Des députés de l’opposition ont déposé une requête devant le Conseil constitutionnel pour contester la réintégration d’Ousmane Sonko à l’Assemblée nationale. La saisine intervient quelques semaines après l’élection de l’ancien Premier ministre à la présidence de l’institution parlementaire, le 26 mai. Limogé de la primature le 22 mai, Sonko avait créé la surprise en accédant à la tête de l’Assemblée nationale, succédant à Malick Ndiaye, son proche partisan, dont la démission avait été actée le 24 mai. Cette trajectoire inattendue a ravivé les tensions avec les formations politiques d’opposition, qui contestent désormais la régularité juridique de son retour au sein de l’hémicycle.

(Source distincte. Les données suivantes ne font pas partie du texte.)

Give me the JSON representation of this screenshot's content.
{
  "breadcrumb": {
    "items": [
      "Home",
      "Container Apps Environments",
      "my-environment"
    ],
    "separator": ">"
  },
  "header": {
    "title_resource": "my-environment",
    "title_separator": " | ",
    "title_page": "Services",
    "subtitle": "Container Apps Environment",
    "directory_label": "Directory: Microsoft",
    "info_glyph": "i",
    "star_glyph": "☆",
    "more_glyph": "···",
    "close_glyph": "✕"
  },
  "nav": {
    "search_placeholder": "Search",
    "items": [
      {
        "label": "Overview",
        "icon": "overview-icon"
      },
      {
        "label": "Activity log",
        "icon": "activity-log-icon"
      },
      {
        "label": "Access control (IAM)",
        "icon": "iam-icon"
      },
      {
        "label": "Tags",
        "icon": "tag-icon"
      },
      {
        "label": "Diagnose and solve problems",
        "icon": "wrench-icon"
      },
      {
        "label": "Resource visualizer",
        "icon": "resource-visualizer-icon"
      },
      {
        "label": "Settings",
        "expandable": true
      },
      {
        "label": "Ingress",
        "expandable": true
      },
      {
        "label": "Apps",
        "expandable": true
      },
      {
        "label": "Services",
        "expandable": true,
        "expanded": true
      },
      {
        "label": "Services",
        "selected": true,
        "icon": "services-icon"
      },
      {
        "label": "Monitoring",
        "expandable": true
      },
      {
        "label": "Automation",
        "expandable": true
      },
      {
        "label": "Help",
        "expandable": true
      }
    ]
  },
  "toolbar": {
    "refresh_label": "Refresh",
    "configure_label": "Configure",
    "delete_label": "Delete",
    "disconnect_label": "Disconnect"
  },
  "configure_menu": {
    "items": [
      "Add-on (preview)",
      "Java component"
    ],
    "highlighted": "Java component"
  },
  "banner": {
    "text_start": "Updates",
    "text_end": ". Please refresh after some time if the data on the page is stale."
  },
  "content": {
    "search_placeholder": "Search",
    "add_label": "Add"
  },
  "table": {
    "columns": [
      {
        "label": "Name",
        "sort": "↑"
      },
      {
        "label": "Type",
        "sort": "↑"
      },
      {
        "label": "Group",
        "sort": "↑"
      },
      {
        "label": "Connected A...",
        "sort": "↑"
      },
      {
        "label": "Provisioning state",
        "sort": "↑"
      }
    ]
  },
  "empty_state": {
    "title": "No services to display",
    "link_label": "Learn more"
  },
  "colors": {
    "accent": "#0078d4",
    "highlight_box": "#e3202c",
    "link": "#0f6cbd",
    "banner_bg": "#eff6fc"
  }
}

Un sort différent pour cette saisine selon l’expert Souaré
Interrogé par le quotidien Les Échos, le spécialiste en droit parlementaire Alioune Souaré estime que cette requête pourrait aboutir à une issue distincte des précédentes saisines similaires. Il fonde son analyse sur l’article 54 de la Constitution, qui pose l’incompatibilité entre fonctions gouvernementales et mandat parlementaire, et sur l’article LO.172 du Code électoral, qui prévoit la démission d’office du député n’ayant pas respecté le délai légal de huit jours pour se conformer à cette incompatibilité. Selon lui, « l’invocation de l’article 54 de la Constitution oblige le Conseil constitutionnel à se prononcer ».
Le Conseil constitutionnel sénégalais dispose, en vertu de la Constitution, d’un délai pour statuer sur les requêtes relatives aux questions parlementaires, sans que ce délai n’ait été précisé publiquement dans le cadre de cette saisine spécifique.
Des accusations de Madiambal Ndiaye rejetées par le camp Pastef
En marge de ce recours juridique, le journaliste Madiambal Ndiaye, actuellement en France et qui refuse de répondre aux convocations de la justice sénégalaise, a réitéré lors d’une interview hier soir accordée à la télévision 7TV qu’Ousmane Sonko aurait rencontré l’un des membres du Conseil constitutionnel. Les partisans du Pastef, le parti au pouvoir, rejettent ces affirmations et les qualifient de fausses informations.
La décision du Conseil constitutionnel sur la recevabilité et le fond de la requête déposée par les députés de l’opposition constitue la prochaine étape formelle de ce dossier.